Добряк думал о Фине.
ГЛАВА ДЕВЯТАЯ,
в которой доказывается, что не все прекрасно в профес-
сии Робинзона
Тут учитель и ученик бросились друг другу в объятия.
– Дорогой Годфри! – вскричал Тартелетт.
– Милый Тартелетт! – ответил Годфри.
– Наконец-то мы прибились к порту, – воскликнул учитель танцев тоном человека, пресыщенного плаванием и приключениями.
– Снимите же, наконец, ваш спасательный пояс, – посоветовал юноша. – Эта махина душит вас и мешает двигаться.
– А вы думаете, что теперь я действительно могу его снять? – спросил Тартелетт.

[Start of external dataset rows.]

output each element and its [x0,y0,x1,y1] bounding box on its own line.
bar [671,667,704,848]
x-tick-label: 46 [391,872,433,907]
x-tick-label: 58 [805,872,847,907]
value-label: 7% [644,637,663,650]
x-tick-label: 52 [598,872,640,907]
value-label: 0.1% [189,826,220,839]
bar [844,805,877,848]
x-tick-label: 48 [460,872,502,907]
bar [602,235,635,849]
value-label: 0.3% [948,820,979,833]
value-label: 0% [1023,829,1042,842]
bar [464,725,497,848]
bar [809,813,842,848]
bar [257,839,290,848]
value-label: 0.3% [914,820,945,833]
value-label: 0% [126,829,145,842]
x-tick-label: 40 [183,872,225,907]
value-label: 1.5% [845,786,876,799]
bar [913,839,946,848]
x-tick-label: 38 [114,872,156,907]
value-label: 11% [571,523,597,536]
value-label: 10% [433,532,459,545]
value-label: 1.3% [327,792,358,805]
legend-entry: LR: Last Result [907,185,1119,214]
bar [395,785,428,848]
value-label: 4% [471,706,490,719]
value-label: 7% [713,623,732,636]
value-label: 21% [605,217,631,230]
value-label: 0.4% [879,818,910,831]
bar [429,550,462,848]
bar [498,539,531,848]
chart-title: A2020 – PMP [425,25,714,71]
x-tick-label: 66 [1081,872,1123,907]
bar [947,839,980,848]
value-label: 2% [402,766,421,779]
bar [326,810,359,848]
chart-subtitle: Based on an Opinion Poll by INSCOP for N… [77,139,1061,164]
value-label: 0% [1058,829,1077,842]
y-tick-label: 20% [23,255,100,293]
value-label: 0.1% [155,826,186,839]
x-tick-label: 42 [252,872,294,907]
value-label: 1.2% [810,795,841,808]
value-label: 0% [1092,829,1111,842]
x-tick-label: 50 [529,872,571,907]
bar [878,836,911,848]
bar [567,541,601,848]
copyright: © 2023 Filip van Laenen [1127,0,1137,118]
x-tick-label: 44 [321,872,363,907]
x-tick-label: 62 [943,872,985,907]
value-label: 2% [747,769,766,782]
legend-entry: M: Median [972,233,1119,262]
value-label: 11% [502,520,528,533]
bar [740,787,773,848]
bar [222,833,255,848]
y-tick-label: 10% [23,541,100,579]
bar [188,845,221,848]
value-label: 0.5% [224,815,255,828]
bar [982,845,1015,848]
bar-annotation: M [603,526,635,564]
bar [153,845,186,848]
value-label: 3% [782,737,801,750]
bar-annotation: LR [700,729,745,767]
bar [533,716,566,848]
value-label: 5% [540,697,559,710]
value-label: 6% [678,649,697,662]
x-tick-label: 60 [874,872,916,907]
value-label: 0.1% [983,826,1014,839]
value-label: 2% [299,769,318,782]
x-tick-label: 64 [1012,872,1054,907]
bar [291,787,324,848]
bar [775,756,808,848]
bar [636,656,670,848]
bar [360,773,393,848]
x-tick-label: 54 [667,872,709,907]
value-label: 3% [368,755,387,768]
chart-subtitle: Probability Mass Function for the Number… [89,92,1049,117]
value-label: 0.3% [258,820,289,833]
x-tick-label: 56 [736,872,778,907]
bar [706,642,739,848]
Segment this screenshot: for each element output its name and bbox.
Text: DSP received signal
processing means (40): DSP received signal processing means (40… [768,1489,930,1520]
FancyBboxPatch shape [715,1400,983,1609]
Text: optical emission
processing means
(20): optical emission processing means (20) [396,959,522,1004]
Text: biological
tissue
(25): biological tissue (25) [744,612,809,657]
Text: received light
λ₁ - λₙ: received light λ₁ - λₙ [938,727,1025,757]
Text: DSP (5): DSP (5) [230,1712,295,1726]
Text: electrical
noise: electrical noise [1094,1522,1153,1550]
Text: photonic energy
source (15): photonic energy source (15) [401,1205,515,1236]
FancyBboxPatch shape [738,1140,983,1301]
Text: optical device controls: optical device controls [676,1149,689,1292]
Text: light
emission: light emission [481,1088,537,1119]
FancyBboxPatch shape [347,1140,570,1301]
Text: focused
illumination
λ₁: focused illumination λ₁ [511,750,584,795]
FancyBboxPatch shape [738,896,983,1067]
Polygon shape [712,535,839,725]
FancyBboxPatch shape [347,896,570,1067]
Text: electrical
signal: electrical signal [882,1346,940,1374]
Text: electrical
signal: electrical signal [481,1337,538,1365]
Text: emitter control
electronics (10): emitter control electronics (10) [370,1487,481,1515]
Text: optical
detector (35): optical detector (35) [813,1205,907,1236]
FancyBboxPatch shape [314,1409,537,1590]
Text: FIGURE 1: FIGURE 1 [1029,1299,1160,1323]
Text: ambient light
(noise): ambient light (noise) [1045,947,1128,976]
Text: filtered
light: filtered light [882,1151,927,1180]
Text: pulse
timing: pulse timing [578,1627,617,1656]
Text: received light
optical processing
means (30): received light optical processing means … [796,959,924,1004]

– Вне всякого сомнения. Затем положите вашу скрипку в футляр и отправимся на разведку.
– Не возражаю, – ответил учитель танцев. – Но, прежде всего, прошу вас, зайдемте в первый попавшийся ресторан.
Я умираю от голода. Десяток бутербродов и два-три стаканчика вина сразу поставят меня на ноги.
– Согласен… Зайдем в первый попавшийся… А если нам там не понравится, пойдем в другой…
– Затем, – невозмутимо продолжал Тартелетт, – спросим у кого-нибудь из прохожих, где здесь поблизости находится телеграф. Необходимо послать депешу вашему дяде Кольдерупу. Надеюсь, что этот превосходный человек не откажется выслать нам денег на обратный путь. Ведь у меня нет ни цента…
– Договорились! Зайдем в первую же телеграфную контору, а если ее поблизости не окажется, то на ближайшую почту. Итак, в дорогу, Тартелетт!
Наконец-то Тартелетт освободился от спасательного пояса, повесил его через плечо, как охотничий рог, и оба путешественника пустились в путь по направлению к окаймлявшим берег дюнам.
Встреча с Тартелеттом придала Годфри некоторую бодрость. Теперь юношу больше всего интересовало, не уцелел ли еще кто-нибудь с «Дрима».
Четверть часа спустя наши исследователи поднимались на дюну высотой от шестидесяти до восьмидесяти футов и уже почти достигли ее вершины. Отсюда открывалась панорама всего восточного берега, ранее скрытого от глаз неровностями почвы.
В двух или трех милях от них возвышалась вторая гряда холмов, замыкавшая линию горизонта.
К северу берег заканчивался выступом, но трудно было утверждать, соединен ли он с каким-нибудь невидимым отсюда мысом. В южной части побережье рассекала глубокая впадина, а дальше расстилался океан. Итак, можно было сделать вывод, что если эта земля оказалась бы полуостровом на побережье Тихого океана, то перешеек, соединяющий ее с другой частью суши, мог находиться на севере или на юго-востоке.